PHILADELPHIA - If the Houston Astros got together their former players scattered throughout the postseason, they might be able to field their own contender.
The Phillies feature former Houston outfielder Hunter Pence, starting pitcher Roy Oswalt and reliever Brad Lidge. Across the diamond in the National League Division Series, one of the St. Louis Cardinals' best players is outfielder Lance Berkman.
Berkman faces those former teammates in the best-of-five series, which is tied at one game apiece after St. Louis' 5-4 win Sunday.
Their history goes back to 2004 and 2005 when Oswalt, Lidge and Berkman played in the postseason with Houston. Those were among the best teams in Astros history. The 2005 team made it all the way to World Series but lost to the Chicago White Sox.
"We're in situations like this together, and that will really bind you closely," Berkman said. "I think a lot of all three of those guys and certainly Roy and Brad. We have that history together. Roy and Lidge are two of my all-time favorites, and we played a lot of years together in Houston."
Pence showed up in Houston two years later, full of life. The four spent 2007 on the Astros team that finished 73-89, fourth in the National League Central.
The next season, former Philadelphia general manager Ed Wade took the same job with Houston. Wade began to trade away the best of the Astros. Eventually, Pence found himself without stars around him and on a team that lingered in last.
However, for the third time in the past four years, Wade made a trade with Phillies GM Ruben Amaro and sent the Astros' best player to Philadelphia this summer.
"It's been kind of a whirlwind for me," said Pence, who left a team that finished 56-106 for baseball's worst record by seven games.
Pence noticed a difference between Houston's and Philadel-phia's clubhouses right away.
"The main difference here, there are a lot of people watching a lot of film. Little things going on," Pence said. "There is a lot to learn. Everyone is just professional veterans. Quiet, going about their business, but willing to help if you have questions."
Pence gravitated toward Oswalt and Lidge when he came to the Phillies. He talked to them about expectations of the team.
What exactly did Lidge tell him?
Lidge told Pence about the differences when he arrived in Philadelphia in 2008.
"There was an element of confidence I haven't seen before. There was a swagger here," Lidge said. "I played with some great players, too. This is fun to be a part of."

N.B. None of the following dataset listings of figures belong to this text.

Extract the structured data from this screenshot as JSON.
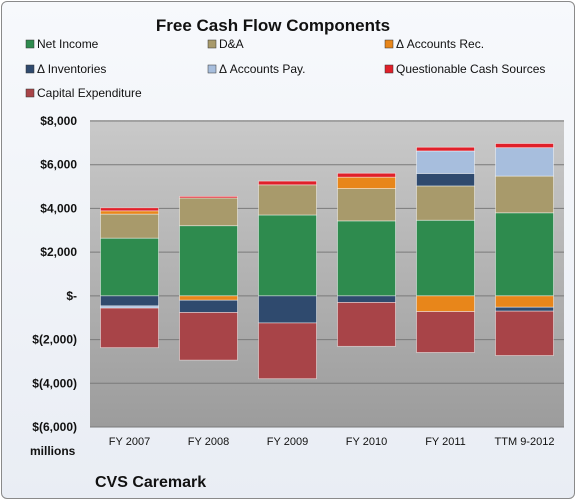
{
  "chart_data": {
    "type": "bar",
    "stacked": true,
    "title": "Free Cash Flow Components",
    "units_label": "millions",
    "footer": "CVS Caremark",
    "categories": [
      "FY 2007",
      "FY 2008",
      "FY 2009",
      "FY 2010",
      "FY 2011",
      "TTM 9-2012"
    ],
    "y_ticks": [
      "$8,000",
      "$6,000",
      "$4,000",
      "$2,000",
      "$-",
      "$(2,000)",
      "$(4,000)",
      "$(6,000)"
    ],
    "ylim": [
      -6000,
      8000
    ],
    "grid": true,
    "legend_position": "top",
    "series": [
      {
        "name": "Net Income",
        "color": "#2e8b4e",
        "values": [
          2640,
          3210,
          3700,
          3430,
          3460,
          3800
        ]
      },
      {
        "name": "D&A",
        "color": "#a89a6b",
        "values": [
          1100,
          1270,
          1380,
          1480,
          1570,
          1680
        ]
      },
      {
        "name": "Δ Accounts Rec.",
        "color": "#e8861a",
        "values": [
          150,
          -200,
          0,
          520,
          -720,
          -520
        ]
      },
      {
        "name": "Δ Inventories",
        "color": "#2f4a6e",
        "values": [
          -460,
          -560,
          -1240,
          -300,
          570,
          -180
        ]
      },
      {
        "name": "Δ Accounts Pay.",
        "color": "#a7bedd",
        "values": [
          -100,
          0,
          0,
          0,
          1030,
          1300
        ]
      },
      {
        "name": "Questionable Cash Sources",
        "color": "#e0202a",
        "values": [
          140,
          70,
          170,
          180,
          170,
          190
        ]
      },
      {
        "name": "Capital Expenditure",
        "color": "#a84448",
        "values": [
          -1810,
          -2180,
          -2550,
          -2010,
          -1870,
          -2030
        ]
      }
    ]
  }
}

But then Pence started to look around the league and noticed a trend.
Former Astros reliever Octavio Dotel is a teammate of Berkman with the Cardinals. Starter Randy Wolf, who pitched for both the Phillies and Astros, and reliever LaTroy Hawkins now play for Milwaukee. Arizona infielder Geoff Blum, Detroit closer Jose Valverde and Texas reliever Darren Oliver also spent time with Houston.
"Seems like there is a lot of us (former Astros) running around on all sorts of different teams doing well," he said.
Having played with Pence for three years in Houston, Berkman, the Cardinals' left fielder, knew what Philadelphia was getting in its midseason trade.
Pence is a hyper player who feeds positivity to those surrounding him.
"I think Hunter has been a big addition for the Phillies," Berkman said. "His energy and passion for that is something - you're talking about a veteran team over here, and they've been to a lot of postseason games and they've experienced a lot. Having that infusion of newness with Hunter out there is big."